Preventing failure before it is an option
When I wrote an article about poverty, I wasn't sure where Brandon and Leah, the two people I shared about, would be in the next few months. I needn't have wondered. Turns out, nothing has changed. Despite receiving money from various people for rent, access to free babysitting, and bags of groceries, the last few months have been peppered with evictions, arrests, jail, and now prison. Unfortunately, I am not surprised, and you probably aren't either.
It is really easy for me to identify their stupid financial (and life!) decisions and ignore the impact that their life history has had on their future. But people don't have to have drug addicts for parents or live in poverty to struggle financially or to struggle to fulfill life's potential.
Take another friend I was talking to the other day. Barely into his thirties, Adam has a lot of things going for him: He's healthy, has no consumer debt, and a job with lots of autonomy and flexibility, even if it's not the highest paying job around.
“I feel like a failure,” he said, eyes lowered to the ground. “I'll never be anything more than a manual laborer.”
“What do you mean?” I said, probably with more bluntness than the situation called for. “You're in your thirties. Statistically, you have decades of working life ahead of you. If you don't like what you're doing, do something else.”
Slowly, he said, “It's not that easy; I don't know what to do. I am not good at anything.”
Talking with him is frustrating. Instead of offering solutions, I should just be quiet and listen — because I really don't get it. My lifetime will not be long enough to complete all my dreams and schemes. And why can't he see that he has potential to be just about anything else he wants to be? Not that there is anything wrong with manual labor at all, but apparently he's not satisfied. Argh.
I don't know all the factors that make us who we are, but the GRS editor sent me a link to an article that just might help people. Little people. Specifically, help little people become big people who tell the truth about themselves and about their future.
While you should go read this article to get the whole story, I'll share a little. The author's son's teacher believes that her impact extends beyond teaching her students about math. Because of this, she asks her students to request four fellow classmates they would like to sit with the following week. The students know their written requests may or may not be honored.
Nice, right? But so what? What the teacher does with this information is the beauty of the story.
The author, Glennon Doyle Melton, writes: “Chase's teacher is looking for lonely children. She's looking for children who are struggling to connect to other children. She's identifying the little ones who are falling through the cracks of the class's social life. She is discovering whose gifts are going unnoticed by their peers. And she's pinning down — right away — who's being bullied and who is doing the bullying.”
The teacher is looking for children who are disconnected. They connect disconnectedness to school violence in the article, but that's not the only thing that — in my opinion — is related to disconnectedness.
When she finds children who are disconnected, they just need a little help.
“It is like mining for gold — the gold being those little ones who need a little help — who need adults to step in and TEACH them how to make friends, how to ask others to play, how to join a group, or how to share their gifts with others.”

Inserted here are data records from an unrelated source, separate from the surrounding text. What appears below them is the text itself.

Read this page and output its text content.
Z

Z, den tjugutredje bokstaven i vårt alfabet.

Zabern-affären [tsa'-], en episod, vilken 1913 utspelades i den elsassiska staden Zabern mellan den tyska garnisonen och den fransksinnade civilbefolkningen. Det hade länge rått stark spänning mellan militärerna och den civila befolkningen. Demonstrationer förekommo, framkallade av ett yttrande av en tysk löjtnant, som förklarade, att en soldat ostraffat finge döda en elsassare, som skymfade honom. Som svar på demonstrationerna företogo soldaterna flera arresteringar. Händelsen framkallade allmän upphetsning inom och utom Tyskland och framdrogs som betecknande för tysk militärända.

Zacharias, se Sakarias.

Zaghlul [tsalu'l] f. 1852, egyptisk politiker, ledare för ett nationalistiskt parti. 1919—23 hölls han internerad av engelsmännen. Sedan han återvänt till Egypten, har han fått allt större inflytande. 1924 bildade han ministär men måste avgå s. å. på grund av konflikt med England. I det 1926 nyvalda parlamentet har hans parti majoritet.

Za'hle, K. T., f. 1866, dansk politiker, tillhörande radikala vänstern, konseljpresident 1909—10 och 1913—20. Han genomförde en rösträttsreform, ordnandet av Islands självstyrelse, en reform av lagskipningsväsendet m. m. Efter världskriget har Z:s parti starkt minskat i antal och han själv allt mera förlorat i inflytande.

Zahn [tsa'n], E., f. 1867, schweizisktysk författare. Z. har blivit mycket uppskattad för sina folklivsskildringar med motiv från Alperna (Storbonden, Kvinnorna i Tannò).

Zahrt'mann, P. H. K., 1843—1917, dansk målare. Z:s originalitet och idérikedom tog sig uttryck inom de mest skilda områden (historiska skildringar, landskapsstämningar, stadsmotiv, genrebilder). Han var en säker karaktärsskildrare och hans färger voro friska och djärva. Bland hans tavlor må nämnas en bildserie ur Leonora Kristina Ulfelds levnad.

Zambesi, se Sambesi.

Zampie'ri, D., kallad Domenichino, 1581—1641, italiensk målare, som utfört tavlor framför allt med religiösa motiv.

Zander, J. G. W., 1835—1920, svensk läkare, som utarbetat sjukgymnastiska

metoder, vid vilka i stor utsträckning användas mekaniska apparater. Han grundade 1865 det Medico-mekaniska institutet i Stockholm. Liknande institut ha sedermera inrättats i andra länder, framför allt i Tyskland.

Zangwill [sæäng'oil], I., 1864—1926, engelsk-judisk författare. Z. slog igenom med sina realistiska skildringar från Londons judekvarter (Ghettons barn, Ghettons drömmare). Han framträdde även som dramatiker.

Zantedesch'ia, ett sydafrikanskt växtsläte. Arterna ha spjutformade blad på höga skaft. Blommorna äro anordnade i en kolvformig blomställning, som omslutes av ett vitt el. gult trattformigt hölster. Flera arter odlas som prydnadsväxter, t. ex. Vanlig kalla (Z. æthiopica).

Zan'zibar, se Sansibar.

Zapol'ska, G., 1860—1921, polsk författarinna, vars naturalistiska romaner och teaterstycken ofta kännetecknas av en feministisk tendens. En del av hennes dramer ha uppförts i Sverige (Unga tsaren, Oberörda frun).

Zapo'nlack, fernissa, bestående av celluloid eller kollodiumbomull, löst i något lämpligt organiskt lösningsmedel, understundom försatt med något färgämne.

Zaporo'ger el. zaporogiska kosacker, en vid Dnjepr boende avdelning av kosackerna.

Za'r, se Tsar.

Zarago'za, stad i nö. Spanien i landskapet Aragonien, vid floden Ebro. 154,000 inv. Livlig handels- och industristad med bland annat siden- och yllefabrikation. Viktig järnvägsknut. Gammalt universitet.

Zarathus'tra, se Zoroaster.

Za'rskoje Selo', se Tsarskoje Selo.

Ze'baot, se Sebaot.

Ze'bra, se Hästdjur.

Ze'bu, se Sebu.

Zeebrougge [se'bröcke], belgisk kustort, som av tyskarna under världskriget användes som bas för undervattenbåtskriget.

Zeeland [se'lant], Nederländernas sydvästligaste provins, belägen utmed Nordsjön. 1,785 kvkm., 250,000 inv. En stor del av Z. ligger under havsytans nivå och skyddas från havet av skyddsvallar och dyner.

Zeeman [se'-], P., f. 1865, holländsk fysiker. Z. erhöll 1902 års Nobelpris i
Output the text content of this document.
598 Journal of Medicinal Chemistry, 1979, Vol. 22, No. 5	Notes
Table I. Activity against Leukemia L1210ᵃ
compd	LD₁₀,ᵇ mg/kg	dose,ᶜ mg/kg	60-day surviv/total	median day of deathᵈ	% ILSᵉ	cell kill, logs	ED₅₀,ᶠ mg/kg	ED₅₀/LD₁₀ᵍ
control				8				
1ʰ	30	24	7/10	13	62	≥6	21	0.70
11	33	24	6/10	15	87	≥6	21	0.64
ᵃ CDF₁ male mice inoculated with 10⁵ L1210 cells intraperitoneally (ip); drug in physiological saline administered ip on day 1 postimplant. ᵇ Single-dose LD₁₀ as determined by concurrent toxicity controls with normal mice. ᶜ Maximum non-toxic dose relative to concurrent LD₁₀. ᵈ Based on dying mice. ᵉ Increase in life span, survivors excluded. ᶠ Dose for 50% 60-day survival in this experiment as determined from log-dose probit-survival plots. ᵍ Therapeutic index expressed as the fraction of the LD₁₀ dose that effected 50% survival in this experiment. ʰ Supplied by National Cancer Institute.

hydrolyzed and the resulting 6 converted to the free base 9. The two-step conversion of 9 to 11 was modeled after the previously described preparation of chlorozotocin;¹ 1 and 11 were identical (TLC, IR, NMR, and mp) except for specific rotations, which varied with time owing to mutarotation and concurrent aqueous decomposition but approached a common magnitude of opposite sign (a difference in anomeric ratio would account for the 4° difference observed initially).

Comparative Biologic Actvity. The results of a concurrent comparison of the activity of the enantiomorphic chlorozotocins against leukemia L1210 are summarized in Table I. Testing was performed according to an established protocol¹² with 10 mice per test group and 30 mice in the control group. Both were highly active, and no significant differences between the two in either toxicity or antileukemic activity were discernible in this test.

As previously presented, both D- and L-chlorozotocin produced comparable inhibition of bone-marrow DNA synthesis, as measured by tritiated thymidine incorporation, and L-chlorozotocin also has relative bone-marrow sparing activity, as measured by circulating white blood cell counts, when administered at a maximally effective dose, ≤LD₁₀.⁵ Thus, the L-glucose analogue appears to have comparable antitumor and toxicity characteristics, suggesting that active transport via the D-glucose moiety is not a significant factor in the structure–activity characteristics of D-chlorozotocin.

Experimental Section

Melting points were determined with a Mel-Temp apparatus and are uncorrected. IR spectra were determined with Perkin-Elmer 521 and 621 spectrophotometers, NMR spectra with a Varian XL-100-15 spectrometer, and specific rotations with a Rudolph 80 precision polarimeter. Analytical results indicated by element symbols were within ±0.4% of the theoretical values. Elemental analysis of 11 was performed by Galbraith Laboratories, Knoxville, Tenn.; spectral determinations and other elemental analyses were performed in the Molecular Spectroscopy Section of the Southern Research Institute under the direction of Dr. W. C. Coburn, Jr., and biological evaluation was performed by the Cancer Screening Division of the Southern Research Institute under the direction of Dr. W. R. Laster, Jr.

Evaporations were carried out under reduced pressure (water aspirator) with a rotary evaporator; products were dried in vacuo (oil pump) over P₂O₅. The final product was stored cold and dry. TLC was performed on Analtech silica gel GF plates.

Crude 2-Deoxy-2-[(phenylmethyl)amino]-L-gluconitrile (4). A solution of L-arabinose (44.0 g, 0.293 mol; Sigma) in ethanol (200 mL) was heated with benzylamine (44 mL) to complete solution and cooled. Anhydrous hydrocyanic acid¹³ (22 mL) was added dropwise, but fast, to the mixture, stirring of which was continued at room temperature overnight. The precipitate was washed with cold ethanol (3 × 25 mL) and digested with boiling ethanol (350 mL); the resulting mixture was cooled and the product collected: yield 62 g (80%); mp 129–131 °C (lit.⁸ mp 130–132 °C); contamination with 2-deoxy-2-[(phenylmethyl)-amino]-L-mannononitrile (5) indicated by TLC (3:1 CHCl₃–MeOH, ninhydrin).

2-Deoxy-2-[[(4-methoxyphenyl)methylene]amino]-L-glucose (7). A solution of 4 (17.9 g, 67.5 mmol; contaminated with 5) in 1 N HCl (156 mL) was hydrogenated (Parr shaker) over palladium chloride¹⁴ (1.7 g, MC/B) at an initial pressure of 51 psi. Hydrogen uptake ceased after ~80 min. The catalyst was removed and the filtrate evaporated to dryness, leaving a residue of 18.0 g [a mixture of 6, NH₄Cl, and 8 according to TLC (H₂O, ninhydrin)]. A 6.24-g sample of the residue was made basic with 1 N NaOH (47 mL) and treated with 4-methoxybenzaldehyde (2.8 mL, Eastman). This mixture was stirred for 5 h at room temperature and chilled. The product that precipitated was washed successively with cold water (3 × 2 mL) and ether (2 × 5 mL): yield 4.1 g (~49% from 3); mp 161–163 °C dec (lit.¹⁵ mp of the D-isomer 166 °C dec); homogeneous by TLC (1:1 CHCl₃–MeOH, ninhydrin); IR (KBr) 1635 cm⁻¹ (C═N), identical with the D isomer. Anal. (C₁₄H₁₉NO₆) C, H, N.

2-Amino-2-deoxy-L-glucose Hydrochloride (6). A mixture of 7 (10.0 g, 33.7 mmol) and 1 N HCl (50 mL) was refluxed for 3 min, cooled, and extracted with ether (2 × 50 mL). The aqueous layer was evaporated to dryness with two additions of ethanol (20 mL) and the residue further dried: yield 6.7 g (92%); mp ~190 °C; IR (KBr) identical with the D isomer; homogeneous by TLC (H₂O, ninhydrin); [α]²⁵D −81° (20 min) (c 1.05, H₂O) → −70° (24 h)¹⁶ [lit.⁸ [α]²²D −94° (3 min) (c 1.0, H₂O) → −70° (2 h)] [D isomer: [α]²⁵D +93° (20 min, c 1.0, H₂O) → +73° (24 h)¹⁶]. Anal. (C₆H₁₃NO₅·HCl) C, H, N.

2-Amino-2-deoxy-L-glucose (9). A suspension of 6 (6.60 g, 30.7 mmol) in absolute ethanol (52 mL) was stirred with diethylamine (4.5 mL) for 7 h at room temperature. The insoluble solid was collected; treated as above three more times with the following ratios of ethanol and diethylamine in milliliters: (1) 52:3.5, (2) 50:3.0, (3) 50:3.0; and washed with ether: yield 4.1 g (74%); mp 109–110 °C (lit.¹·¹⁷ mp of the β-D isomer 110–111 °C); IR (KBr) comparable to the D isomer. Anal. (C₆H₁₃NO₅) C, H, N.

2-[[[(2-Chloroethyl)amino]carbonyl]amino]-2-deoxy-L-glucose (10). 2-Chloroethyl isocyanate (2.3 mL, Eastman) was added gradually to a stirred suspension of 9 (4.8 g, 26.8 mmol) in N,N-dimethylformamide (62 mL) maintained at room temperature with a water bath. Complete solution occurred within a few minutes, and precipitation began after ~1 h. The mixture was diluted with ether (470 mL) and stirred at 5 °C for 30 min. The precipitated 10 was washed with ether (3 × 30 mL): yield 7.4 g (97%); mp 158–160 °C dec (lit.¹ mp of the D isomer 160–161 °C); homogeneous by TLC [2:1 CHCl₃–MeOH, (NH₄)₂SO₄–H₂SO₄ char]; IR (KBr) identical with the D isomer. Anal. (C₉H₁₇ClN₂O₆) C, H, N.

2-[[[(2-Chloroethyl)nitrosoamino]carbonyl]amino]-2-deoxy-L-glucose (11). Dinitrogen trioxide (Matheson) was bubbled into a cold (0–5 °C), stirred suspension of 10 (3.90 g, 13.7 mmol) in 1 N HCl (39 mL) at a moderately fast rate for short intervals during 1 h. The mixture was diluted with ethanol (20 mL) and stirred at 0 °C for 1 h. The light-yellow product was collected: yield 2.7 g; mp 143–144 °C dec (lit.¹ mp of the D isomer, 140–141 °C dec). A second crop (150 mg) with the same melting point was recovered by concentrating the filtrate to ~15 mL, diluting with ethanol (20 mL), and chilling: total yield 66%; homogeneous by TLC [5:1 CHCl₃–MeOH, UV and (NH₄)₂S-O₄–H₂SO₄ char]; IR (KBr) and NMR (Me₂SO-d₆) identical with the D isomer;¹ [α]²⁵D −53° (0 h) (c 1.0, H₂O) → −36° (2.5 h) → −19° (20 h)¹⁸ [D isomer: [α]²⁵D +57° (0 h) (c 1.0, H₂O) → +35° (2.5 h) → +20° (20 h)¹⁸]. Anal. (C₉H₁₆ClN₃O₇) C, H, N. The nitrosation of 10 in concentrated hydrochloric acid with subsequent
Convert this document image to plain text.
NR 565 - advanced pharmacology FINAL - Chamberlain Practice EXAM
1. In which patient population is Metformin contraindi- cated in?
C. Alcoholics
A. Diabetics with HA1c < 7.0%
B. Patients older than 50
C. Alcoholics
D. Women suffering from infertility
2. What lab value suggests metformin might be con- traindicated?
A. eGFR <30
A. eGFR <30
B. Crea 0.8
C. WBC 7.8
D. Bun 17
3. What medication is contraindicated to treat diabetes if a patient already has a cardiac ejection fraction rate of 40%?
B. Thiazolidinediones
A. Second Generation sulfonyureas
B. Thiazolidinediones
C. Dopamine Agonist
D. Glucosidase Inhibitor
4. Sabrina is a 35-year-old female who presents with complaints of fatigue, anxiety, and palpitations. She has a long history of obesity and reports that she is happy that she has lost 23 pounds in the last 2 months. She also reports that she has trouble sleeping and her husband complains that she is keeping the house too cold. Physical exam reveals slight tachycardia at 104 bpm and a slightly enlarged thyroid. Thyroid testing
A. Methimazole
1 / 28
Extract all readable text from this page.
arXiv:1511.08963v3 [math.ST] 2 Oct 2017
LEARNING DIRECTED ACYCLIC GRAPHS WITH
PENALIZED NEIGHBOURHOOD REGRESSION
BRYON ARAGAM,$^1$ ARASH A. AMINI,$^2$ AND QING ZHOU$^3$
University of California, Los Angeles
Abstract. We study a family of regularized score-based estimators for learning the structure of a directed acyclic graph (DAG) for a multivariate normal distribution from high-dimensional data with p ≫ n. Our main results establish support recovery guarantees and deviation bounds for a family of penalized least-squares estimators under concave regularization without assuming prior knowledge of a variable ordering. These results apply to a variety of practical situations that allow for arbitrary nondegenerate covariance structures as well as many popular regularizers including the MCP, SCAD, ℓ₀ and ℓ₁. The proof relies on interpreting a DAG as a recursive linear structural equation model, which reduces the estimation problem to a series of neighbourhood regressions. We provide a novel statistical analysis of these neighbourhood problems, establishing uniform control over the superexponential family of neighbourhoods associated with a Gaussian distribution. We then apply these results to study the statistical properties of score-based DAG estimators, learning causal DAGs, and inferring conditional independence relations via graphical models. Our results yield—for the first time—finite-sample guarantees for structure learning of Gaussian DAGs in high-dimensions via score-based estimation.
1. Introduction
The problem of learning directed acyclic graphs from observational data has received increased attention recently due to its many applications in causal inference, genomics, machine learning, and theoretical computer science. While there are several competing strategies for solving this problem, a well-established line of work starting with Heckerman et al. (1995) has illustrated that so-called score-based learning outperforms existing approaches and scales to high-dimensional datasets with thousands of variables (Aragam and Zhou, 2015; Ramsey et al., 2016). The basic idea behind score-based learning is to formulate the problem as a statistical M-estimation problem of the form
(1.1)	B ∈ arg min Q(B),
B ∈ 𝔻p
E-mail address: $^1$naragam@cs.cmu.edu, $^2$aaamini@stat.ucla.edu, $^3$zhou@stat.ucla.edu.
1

It makes me wonder about Brandon, Leah, and Adam. How would their life trajectories be different if someone had really paid attention to them when they were children? What if someone had poured truth into their souls, so that these three could tell themselves the truth about their past, present, and future selves? Because the lies we tell ourselves have a lasting impact, not to mention a potentially crushing impact on our financial health.
What if someone had been able to get Brandon to believe that his father's abandonment had nothing to do with him? What if someone had been able to get Leah to understand that she was priceless … and she could wait for a guy who valued her accordingly instead of settling for addicts and abusers? What if someone had taught Adam how to share his gifts with others and not be ashamed if those gifts weren't prized by society?
Who can deny that these situations have created people who make terrible (or, in the case of Adam, suboptimal) financial decisions? And in the case of Leah, in particular, her decisions have a ripple effect far beyond her personally. Taxpayers are funding her current and former stays in state prisons. Let's not forget her children in the foster care system or her use of the legal system.
My optimistic heart holds onto the hope that it's not too late for these adults to turn their lives around — but it's easier to develop good habits in kids, right?
Speaking of easier, it would have been easier to write about saving money on baby stuff. Because writing this article has left me a little uncomfortable. But if I want to improve life for someone, I might need to get uncomfortable.
I'm uncomfortable because doing what this teacher does requires a commitment, a lasting commitment. It's more than throwing money at a problem, it's taking the time to get to know a child. It's taking the time to mentor that child. And it requires patience to keep helping the child back up after he or she has failed. Clearly this is a marathon, not a sprint.
What do you think about this teacher's approach? Have you ever done anything like this?